Jakarta (ANTARA) - Stop TB Partnership Indonesia (STPI) menyebut bahwa Tuberkulosis Resisten Obat (TBC-RO) bukan hanya persoalan penyakit, namun juga harus dilihat sebagai persoalan multidimensi yang meliputi psikologis, sosial, dan ekonomi.
"Tuberkulosis, terlebih untuk TBC-RO, itu bukan hanya persoalan penyakit atau kesehatan, melainkan persoalan multidimensi baik psikologis, sosial maupun ekonomi," kata Koordinator Tim Peneliti STPI Ninik Annisa dalam media briefing yang digelar virtual, diikuti di Jakarta, Selasa.
TBC-RO merupakan kondisi saat bakteri mycobacterium tuberculosis kebal terhadap obat anti TB. Kondisi ini disebabkan karena ketidakpatuhan pasien terhadap prosedur pengobatan Tuberkulosis Sensitif Obat (TB-SO), gangguan penyerapan obat, atau tertular dari pasien TB-RO lain.
Ninik menjelaskan, pihaknya telah melakukan riset menggunakan metode penelitian kombinasi antara kuantitatif dan kualitatif (mixed methods).
Baca juga: BRIN ciptakan alat pendeteksi tuberkulosis di dalam dan luar paru-paru
Untuk kuantitatif, pihaknya melakukan survei kepada 332 responden yang merupakan orang dengan TBC-RO di 10 kota, sedangkan untuk kualitatif pihaknya melakukan literatur review dan kajian kebijakan serta interview dan focus group discussion (FGD).

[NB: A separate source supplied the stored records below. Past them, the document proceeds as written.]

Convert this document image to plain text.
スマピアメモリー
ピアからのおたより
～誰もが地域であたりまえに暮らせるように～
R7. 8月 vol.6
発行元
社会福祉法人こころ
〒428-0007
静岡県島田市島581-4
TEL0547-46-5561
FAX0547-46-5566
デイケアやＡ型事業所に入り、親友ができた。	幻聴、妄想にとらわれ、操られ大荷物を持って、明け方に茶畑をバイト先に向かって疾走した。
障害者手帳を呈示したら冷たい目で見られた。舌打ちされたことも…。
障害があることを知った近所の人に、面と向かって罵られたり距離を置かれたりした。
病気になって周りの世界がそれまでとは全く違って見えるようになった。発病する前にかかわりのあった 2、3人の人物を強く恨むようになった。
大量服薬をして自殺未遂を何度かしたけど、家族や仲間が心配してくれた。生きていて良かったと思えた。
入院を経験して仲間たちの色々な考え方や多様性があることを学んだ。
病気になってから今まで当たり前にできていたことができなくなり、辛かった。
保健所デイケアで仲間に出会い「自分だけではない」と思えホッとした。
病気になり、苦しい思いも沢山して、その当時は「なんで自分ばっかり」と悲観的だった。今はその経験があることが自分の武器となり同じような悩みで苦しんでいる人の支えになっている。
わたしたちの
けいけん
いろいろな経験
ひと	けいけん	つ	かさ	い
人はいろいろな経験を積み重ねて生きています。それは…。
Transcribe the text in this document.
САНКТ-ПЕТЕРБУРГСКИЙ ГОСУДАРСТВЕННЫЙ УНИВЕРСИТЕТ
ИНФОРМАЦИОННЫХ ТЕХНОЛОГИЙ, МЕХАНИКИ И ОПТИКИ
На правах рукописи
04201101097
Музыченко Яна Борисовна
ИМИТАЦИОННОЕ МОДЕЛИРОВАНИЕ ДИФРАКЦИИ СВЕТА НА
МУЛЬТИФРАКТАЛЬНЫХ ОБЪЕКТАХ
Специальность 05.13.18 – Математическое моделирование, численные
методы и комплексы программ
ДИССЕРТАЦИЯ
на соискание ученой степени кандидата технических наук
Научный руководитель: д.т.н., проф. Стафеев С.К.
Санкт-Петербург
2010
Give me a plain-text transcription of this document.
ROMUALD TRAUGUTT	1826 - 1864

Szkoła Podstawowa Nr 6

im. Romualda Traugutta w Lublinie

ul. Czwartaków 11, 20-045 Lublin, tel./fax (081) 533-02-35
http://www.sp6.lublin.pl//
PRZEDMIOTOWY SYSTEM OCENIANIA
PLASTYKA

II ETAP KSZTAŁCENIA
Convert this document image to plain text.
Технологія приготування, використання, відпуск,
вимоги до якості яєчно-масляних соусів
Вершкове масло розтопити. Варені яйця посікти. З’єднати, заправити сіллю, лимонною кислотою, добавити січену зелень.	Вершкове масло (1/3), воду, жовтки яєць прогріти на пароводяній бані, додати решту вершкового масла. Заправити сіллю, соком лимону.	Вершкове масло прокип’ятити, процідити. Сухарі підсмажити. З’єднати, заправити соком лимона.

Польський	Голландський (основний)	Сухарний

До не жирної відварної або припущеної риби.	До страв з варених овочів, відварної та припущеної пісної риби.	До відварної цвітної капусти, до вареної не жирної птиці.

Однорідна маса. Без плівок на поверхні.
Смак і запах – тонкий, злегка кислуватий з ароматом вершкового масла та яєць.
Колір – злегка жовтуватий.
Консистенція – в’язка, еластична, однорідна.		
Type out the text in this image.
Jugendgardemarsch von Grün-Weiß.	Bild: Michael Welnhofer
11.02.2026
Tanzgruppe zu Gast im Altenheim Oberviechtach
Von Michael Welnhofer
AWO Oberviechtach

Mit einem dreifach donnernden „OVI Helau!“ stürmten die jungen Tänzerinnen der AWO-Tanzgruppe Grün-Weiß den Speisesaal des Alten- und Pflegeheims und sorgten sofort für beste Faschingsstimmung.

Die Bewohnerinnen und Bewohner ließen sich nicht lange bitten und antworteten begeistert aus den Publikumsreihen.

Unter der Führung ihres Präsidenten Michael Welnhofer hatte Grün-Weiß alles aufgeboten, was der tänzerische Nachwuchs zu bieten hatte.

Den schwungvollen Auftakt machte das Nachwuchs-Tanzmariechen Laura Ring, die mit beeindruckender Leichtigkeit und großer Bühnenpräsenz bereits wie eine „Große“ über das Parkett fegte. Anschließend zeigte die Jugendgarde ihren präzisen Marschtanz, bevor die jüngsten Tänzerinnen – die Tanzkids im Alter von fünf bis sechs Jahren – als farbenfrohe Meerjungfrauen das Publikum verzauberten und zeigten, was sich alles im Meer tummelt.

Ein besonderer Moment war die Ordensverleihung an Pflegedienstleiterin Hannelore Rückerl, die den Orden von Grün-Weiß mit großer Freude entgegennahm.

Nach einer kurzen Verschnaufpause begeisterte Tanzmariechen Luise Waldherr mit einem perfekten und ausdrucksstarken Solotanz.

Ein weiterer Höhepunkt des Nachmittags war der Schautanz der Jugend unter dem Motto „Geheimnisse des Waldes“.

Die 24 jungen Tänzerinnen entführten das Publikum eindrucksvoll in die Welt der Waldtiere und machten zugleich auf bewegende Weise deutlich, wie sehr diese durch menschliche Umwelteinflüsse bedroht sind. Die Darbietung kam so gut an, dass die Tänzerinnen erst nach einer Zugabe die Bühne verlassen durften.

Dena Sundari yang merupakan salah satu anggota tim peneliti STPI mengemukakan bahwa 77 persen responden berada dalam kategori miskin, yakni memiliki penghasilan di bawah Rp2 juta (54 persen) dan Rp2-3 juta (23 persen).
"Namun, hanya 23 persen dari mereka yang menerima bantuan Program Keluarga Harapan (PKH) pada tahun 2020," kata Dena.
Padahal, kata dia, menurut Estro pada tahun 2021, 81 persen orang dengan TBC-RO mengalami kondisi katastropik atau membutuhkan perawatan serta pemulihan yang berkepanjangan yakni 9-24 bulan, yang menyebabkan mereka kehilangan pekerjaan maupun kemampuan produktif.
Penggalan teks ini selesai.